Early Medical Abortion (EMA) can be carried out within the first nine weeks of pregnancy.
Women are given two pills to take, one to kill the developing foetus, and the other to induce a miscarriage and expel it from the womb.
Under the Abortion Act 1967, abortions can take place in hospitals or other locations approved by the Secretary of State for Health.
Despite safety concerns about providing EMA at non-hospital settings, the Department of Health last year accepted the findings of its own “short but intense” study into the “safety, effectiveness and acceptability” of the plan.
The report conceded that its conclusions were subject to “fairly considerable limitations”, but found no problem with allowing EMA to take place in “non-traditional settings”.
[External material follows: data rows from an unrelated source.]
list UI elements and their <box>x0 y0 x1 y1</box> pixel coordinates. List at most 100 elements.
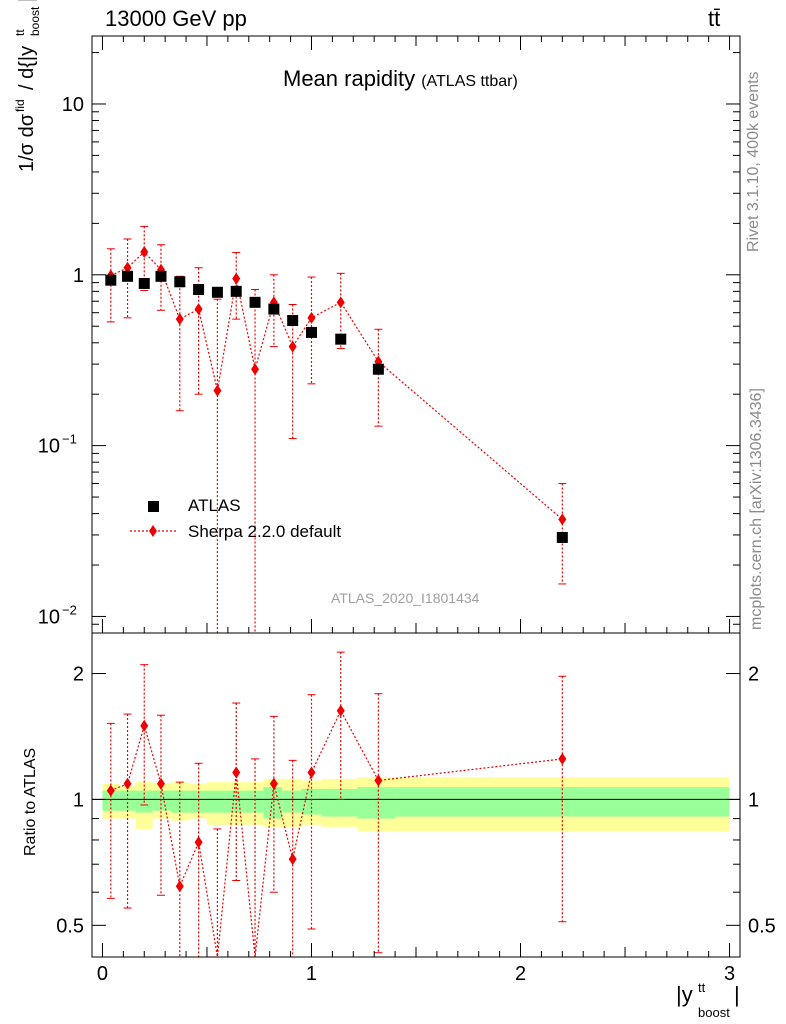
mc-marker-main <box>232 272 241 285</box>
legend <box>130 501 177 537</box>
ratio-inner-band-1 <box>119 790 136 811</box>
mc-marker-main <box>213 384 222 397</box>
mc-marker-ratio <box>288 853 297 866</box>
main-panel-frame <box>91 35 741 634</box>
ratio-inner-band-7 <box>225 790 245 813</box>
ratio-x-tick-label: 2 <box>515 963 526 985</box>
mc-series-ratio <box>106 651 567 958</box>
rivet-version-label: Rivet 3.1.10, 400k events <box>745 71 762 252</box>
main-y-axis-label-sup: fid <box>13 99 27 112</box>
mc-marker-ratio <box>156 777 165 790</box>
ratio-inner-band-13 <box>357 787 396 819</box>
ratio-inner-band-4 <box>171 790 189 813</box>
mc-marker-ratio <box>374 774 383 787</box>
atlas-data-point <box>193 284 205 296</box>
x-axis-label-close: | <box>734 982 740 1007</box>
main-y-axis-label-tt: tt <box>13 29 27 36</box>
energy-label: 13000 GeV pp <box>105 6 247 31</box>
main-y-tick-label: 10 <box>62 94 84 116</box>
main-y-axis-label-close: |} <box>16 0 38 2</box>
mc-marker-main <box>175 313 184 326</box>
atlas-data-point <box>268 303 280 315</box>
mc-marker-ratio <box>558 752 567 765</box>
watermark-label: ATLAS_2020_I1801434 <box>331 590 480 606</box>
ratio-inner-band-8 <box>244 790 264 813</box>
data-series-main <box>105 270 568 543</box>
mc-marker-main <box>140 245 149 258</box>
atlas-data-point <box>105 274 117 286</box>
mc-series-main <box>106 225 567 634</box>
atlas-data-point <box>287 315 299 327</box>
ratio-panel-bands <box>102 777 730 832</box>
mc-marker-main <box>194 303 203 316</box>
atlas-data-point <box>155 270 167 282</box>
ratio-x-tick-label: 3 <box>724 963 735 985</box>
mc-marker-ratio <box>140 719 149 732</box>
ratio-y-axis-label: Ratio to ATLAS <box>22 747 39 856</box>
main-y-tick-exponent: −2 <box>62 602 77 617</box>
chart-subtitle: (ATLAS ttbar) <box>421 73 518 90</box>
x-axis-label: |y <box>676 982 693 1007</box>
ratio-y-tick-label: 2 <box>73 664 84 686</box>
mc-marker-main <box>558 513 567 526</box>
mc-marker-ratio <box>106 784 115 797</box>
ratio-y-tick-label: 0.5 <box>56 915 84 937</box>
mc-marker-ratio <box>123 777 132 790</box>
mc-marker-main <box>123 261 132 274</box>
mc-marker-main <box>336 296 345 309</box>
ratio-inner-band-11 <box>301 788 322 815</box>
x-axis-label-tt: tt <box>698 980 706 995</box>
ratio-inner-band-6 <box>206 790 226 813</box>
atlas-data-point <box>174 276 186 288</box>
main-y-axis-label-den: / d{|y <box>16 46 38 90</box>
ratio-x-tick-label: 0 <box>97 963 108 985</box>
ratio-inner-band-9 <box>263 787 283 819</box>
atlas-data-point <box>211 286 223 298</box>
atlas-data-point <box>249 296 261 308</box>
atlas-data-point <box>230 285 242 297</box>
mc-marker-main <box>288 340 297 353</box>
x-axis-label-boost: boost <box>698 1005 730 1020</box>
legend-sherpa-label: Sherpa 2.2.0 default <box>188 522 342 541</box>
ratio-inner-band-10 <box>282 790 302 813</box>
main-y-axis-label-text: 1/σ dσ <box>16 113 38 172</box>
mc-marker-ratio <box>307 766 316 779</box>
ratio-x-tick-label: 1 <box>306 963 317 985</box>
atlas-data-point <box>305 326 317 338</box>
ratio-y-tick-label-right: 1 <box>748 789 759 811</box>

The report was co-authored by a leading pro-abortion activist, and included at least four abortion doctors on its advisory panel, leading to criticism from pro-life campaigners.
Anthony Ozimic, Political Secretary of the Society for the Protection of Unborn Children, said at the time: “The Department of Health report’s credibility should be questioned, as the report was not an independent, peer-reviewed, journal-published study, but was in fact co-authored by one of Britain’s most active campaigners for easier access to abortion, Ellie Lee of the Pro-Choice Forum.
“The report’s advisory group likewise featured some of Britain’s leading pro-abortionists, most notably Ann Furedi of the British Pregnancy Advisory Service (BPAS), who has no problem with the increasing numbers of abortions.”
Britain currently holds the highest termination rates in Western Europe and if current trends in growth continue it could bypass the United States, which currently tops the global list, within a decade.
There were 205,600 abortions in England and Wales in 2007. BPAS carries out almost 13,000 early medical abortions each year.